The article explains why supply chain compliance has moved from a back-office chore to a boardroom priority for US manufacturers. Rising global tensions, new tariffs and tighter enforcement have increased the cost of non-compliance and exposed visibility gaps across complex, cross-border supply chains. Despite many firms taking steps to improve security, significant confidence and ownership gaps remain, leaving manufacturers exposed unless they reframe compliance as a strategic advantage.

Key Points

  • 70% of manufacturing respondents took steps in the last 12 months to address supply chain security as part of national security compliance programmes.
  • 61% of manufacturers who recognise supply chain security as a risk do not feel confident in managing that risk.
  • In 2024, regulators imposed an estimated $3.3 billion in penalties for transaction-monitoring violations — a 100% year‑on‑year increase.
  • Leadership and legal teams disagree on ownership of national security compliance: 43% of executives say the C‑Suite is in charge, but only 25% of in‑house counsel agree; conversely, 35% of legal respondents say they own it while just 6% of executives concur.
  • Just 45% of manufacturers strengthened supply chain or third‑party due diligence in the past year, and 72% neglected to increase board or executive oversight of national security compliance.
  • Recommended actions: prioritise transparency and end‑to‑end visibility, build cross‑functional teams with clear responsibilities, engage the board, and take proactive steps (audits, incident plans, training).

Content Summary

Manufacturers face unprecedented complexity: global sourcing, multiple vendors, international payments and shifting regulations all create vulnerabilities. The Eversheds Sutherland 2025 report shows many manufacturers have started addressing supply chain security, but most do not feel truly ready to manage national security compliance risks.

Regulatory scrutiny is intensifying.

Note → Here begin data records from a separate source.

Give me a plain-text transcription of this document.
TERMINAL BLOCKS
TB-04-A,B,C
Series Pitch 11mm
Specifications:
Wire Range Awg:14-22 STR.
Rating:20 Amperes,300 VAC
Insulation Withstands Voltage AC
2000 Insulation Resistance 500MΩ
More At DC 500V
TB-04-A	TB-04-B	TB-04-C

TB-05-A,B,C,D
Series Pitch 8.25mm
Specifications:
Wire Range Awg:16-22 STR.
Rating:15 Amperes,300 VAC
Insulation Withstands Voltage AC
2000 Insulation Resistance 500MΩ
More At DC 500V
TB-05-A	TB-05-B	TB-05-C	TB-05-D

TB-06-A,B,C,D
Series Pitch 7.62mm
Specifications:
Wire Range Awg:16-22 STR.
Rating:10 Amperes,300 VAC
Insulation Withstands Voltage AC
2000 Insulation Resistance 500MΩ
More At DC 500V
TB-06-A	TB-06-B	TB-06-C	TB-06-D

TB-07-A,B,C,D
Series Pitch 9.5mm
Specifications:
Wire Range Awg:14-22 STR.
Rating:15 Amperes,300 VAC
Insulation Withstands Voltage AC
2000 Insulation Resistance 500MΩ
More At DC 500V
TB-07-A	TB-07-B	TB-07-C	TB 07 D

Enforcement around trade fraud, tariff evasion and transaction monitoring has led to rising penalties and reputational damage. The article highlights that non‑compliance is costly and that a single error in vendor screening, shipment tracking or payment monitoring can trigger major investigations and supply disruptions.

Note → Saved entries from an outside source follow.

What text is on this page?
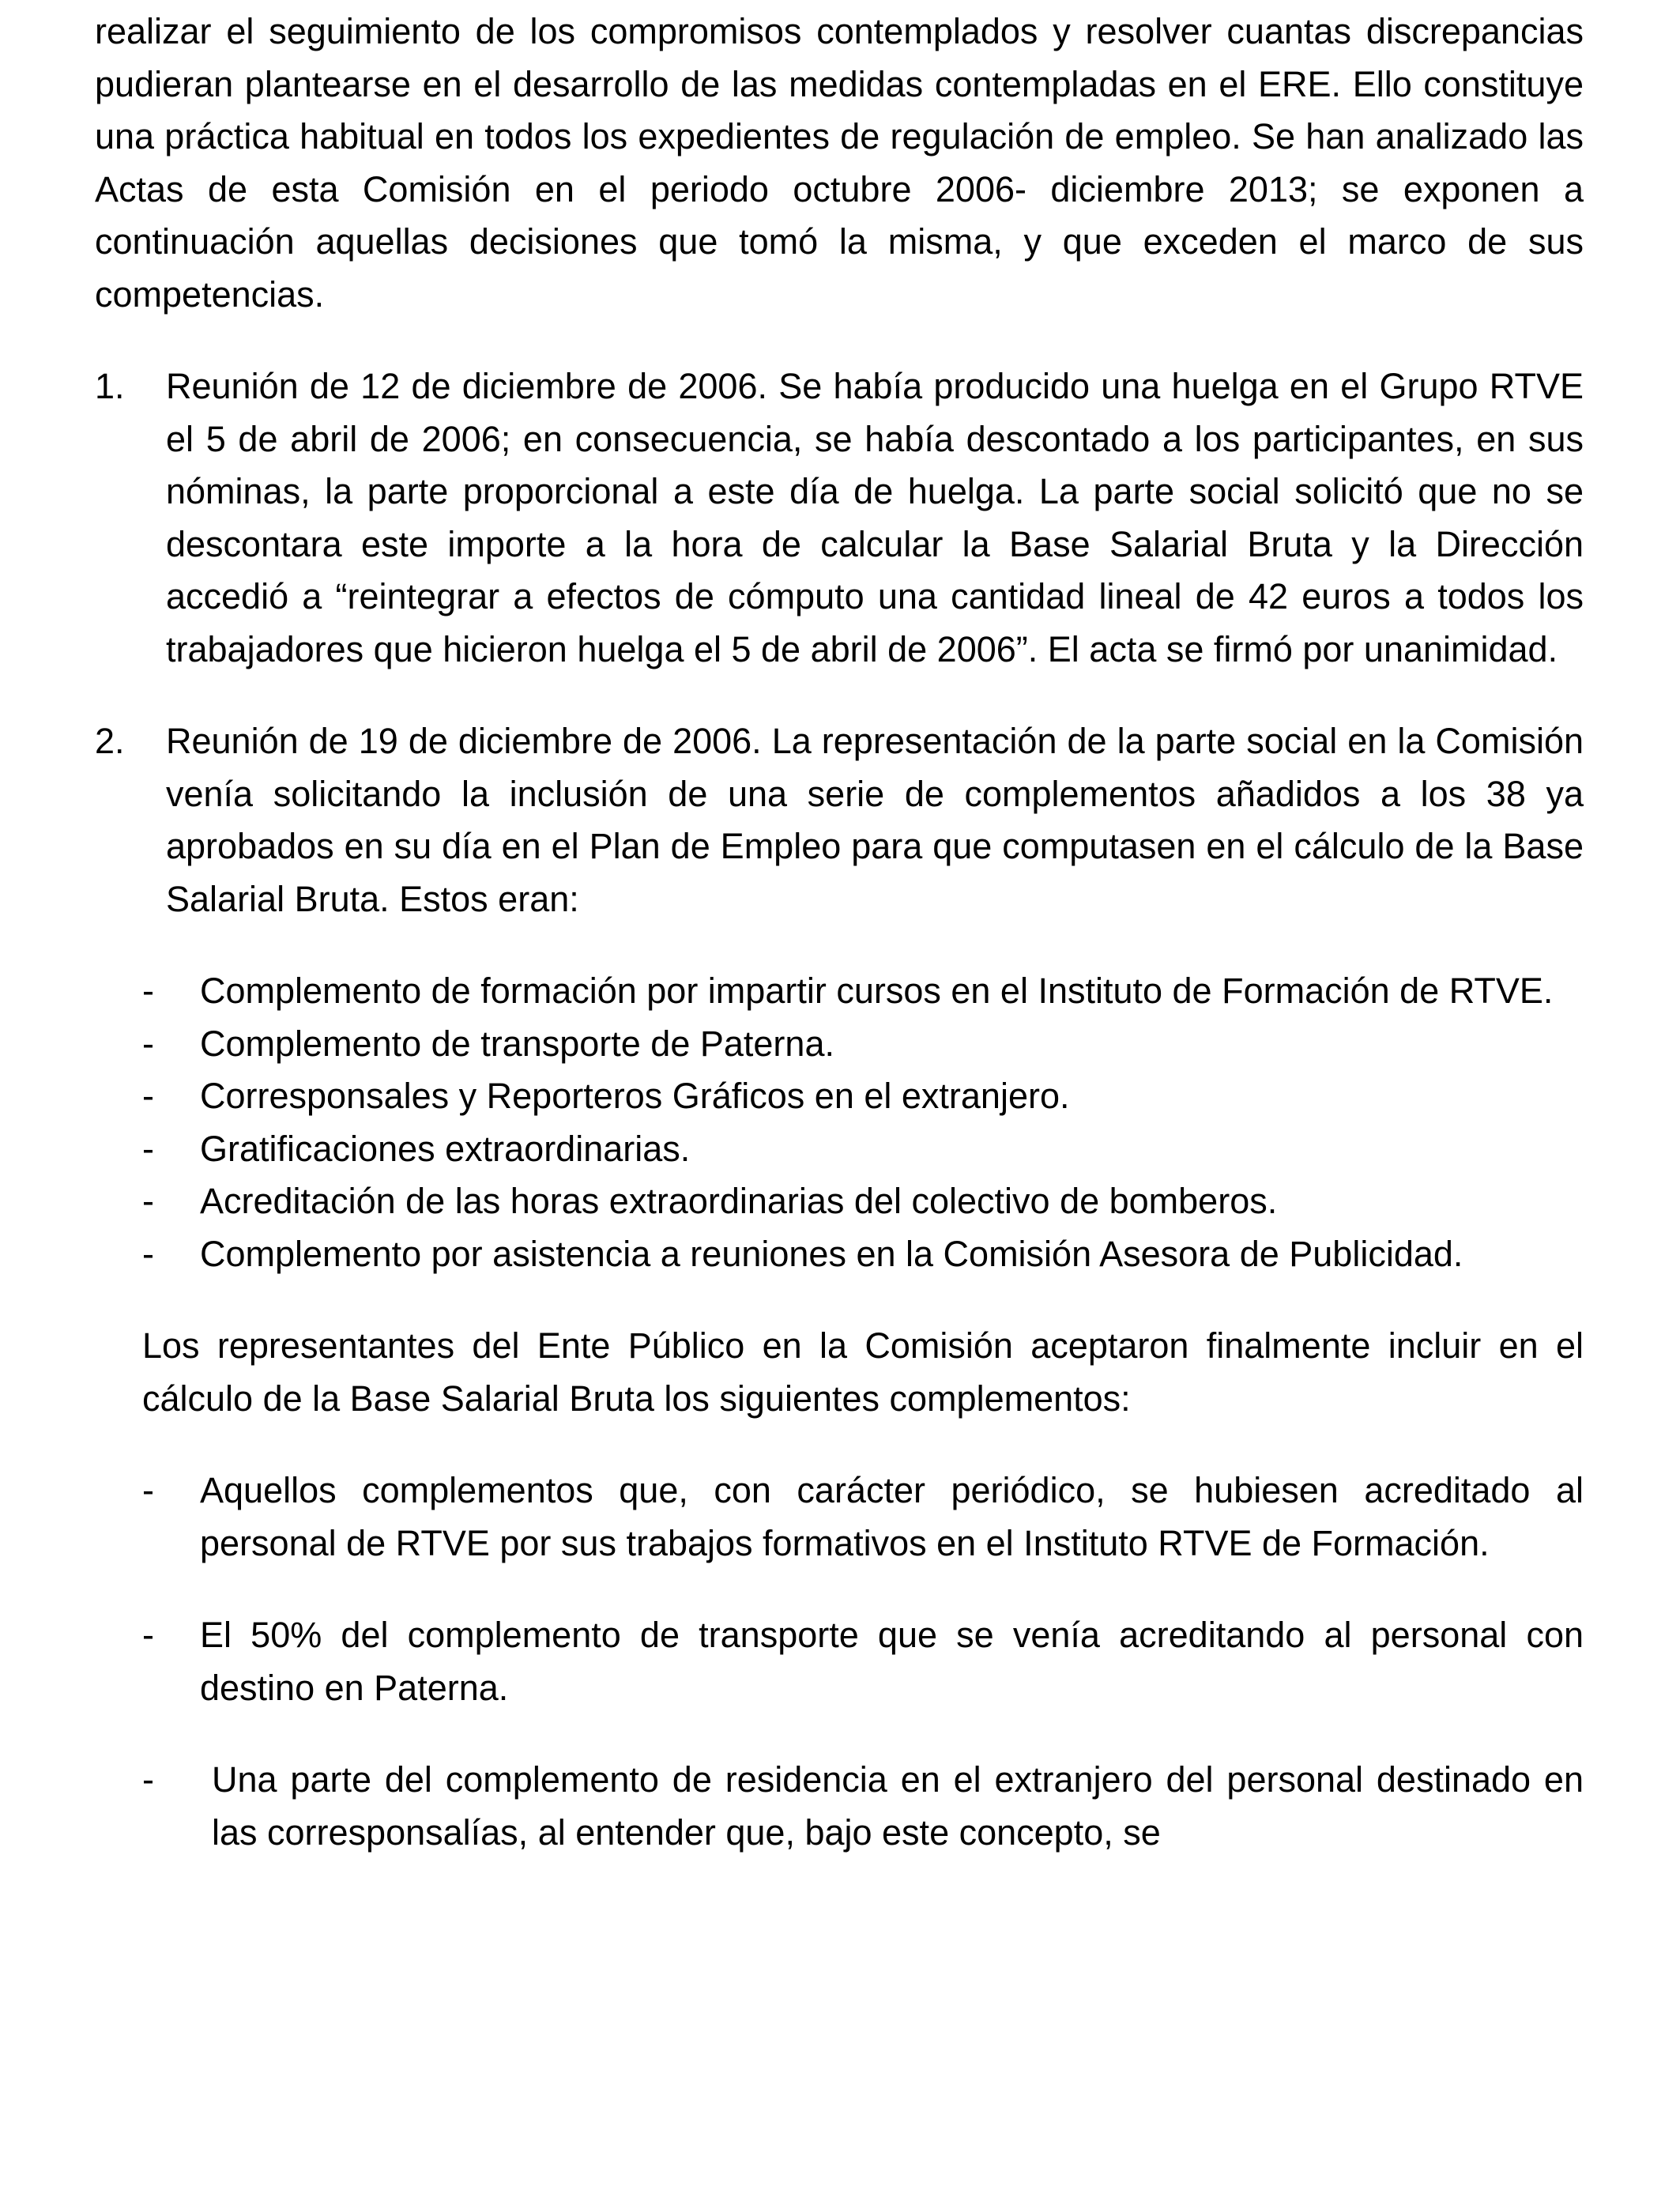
realizar el seguimiento de los compromisos contemplados y resolver cuantas discrepancias pudieran plantearse en el desarrollo de las medidas contempladas en el ERE. Ello constituye una práctica habitual en todos los expedientes de regulación de empleo. Se han analizado las Actas de esta Comisión en el periodo octubre 2006- diciembre 2013; se exponen a continuación aquellas decisiones que tomó la misma, y que exceden el marco de sus competencias.

1. Reunión de 12 de diciembre de 2006. Se había producido una huelga en el Grupo RTVE el 5 de abril de 2006; en consecuencia, se había descontado a los participantes, en sus nóminas, la parte proporcional a este día de huelga. La parte social solicitó que no se descontara este importe a la hora de calcular la Base Salarial Bruta y la Dirección accedió a “reintegrar a efectos de cómputo una cantidad lineal de 42 euros a todos los trabajadores que hicieron huelga el 5 de abril de 2006”. El acta se firmó por unanimidad.

2. Reunión de 19 de diciembre de 2006. La representación de la parte social en la Comisión venía solicitando la inclusión de una serie de complementos añadidos a los 38 ya aprobados en su día en el Plan de Empleo para que computasen en el cálculo de la Base Salarial Bruta. Estos eran:

- Complemento de formación por impartir cursos en el Instituto de Formación de RTVE.

- Complemento de transporte de Paterna.

- Corresponsales y Reporteros Gráficos en el extranjero.

- Gratificaciones extraordinarias.

- Acreditación de las horas extraordinarias del colectivo de bomberos.

- Complemento por asistencia a reuniones en la Comisión Asesora de Publicidad.

Los representantes del Ente Público en la Comisión aceptaron finalmente incluir en el cálculo de la Base Salarial Bruta los siguientes complementos:

- Aquellos complementos que, con carácter periódico, se hubiesen acreditado al personal de RTVE por sus trabajos formativos en el Instituto RTVE de Formación.

- El 50% del complemento de transporte que se venía acreditando al personal con destino en Paterna.

- Una parte del complemento de residencia en el extranjero del personal destinado en las corresponsalías, al entender que, bajo este concepto, se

The piece argues the gap between action and readiness stems from limited resources, unclear ownership and a reactive mindset towards compliance. To close the gap, manufacturers should invest in systems for end‑to‑end visibility and real‑time monitoring, form resilient cross‑functional teams, ensure board‑level engagement, and adopt proactive audit and training regimes.

Context and Relevance

This is timely for CEOs, COOs and compliance leads in manufacturing: geopolitical tensions, tariff changes and national security rules are making compliance both more demanding and more predictable. Treating compliance as a resilience and trust builder — not merely as a cost centre — aligns with broader trends in supply‑chain de‑risking, nearshoring and digital monitoring. Firms that act now can reduce regulatory exposure and gain a competitive edge by assuring customers and partners of reliable, transparent operations.

Why should I read this

Short and blunt: if your business moves parts, payments or paperwork across borders, this article saves you wasted hours. It cuts to why regulators are now a major operational risk, shows where most firms are falling short, and gives clear, practical moves to tighten up before a slip costs you millions or your reputation. Read it if you want to stop firefighting and start protecting growth.

Author style

Punchy — the authors blend legal expertise with practical takeaways. Where the piece is most useful is in reframing compliance from a reactive, siloed task into a cross‑functional strategic priority.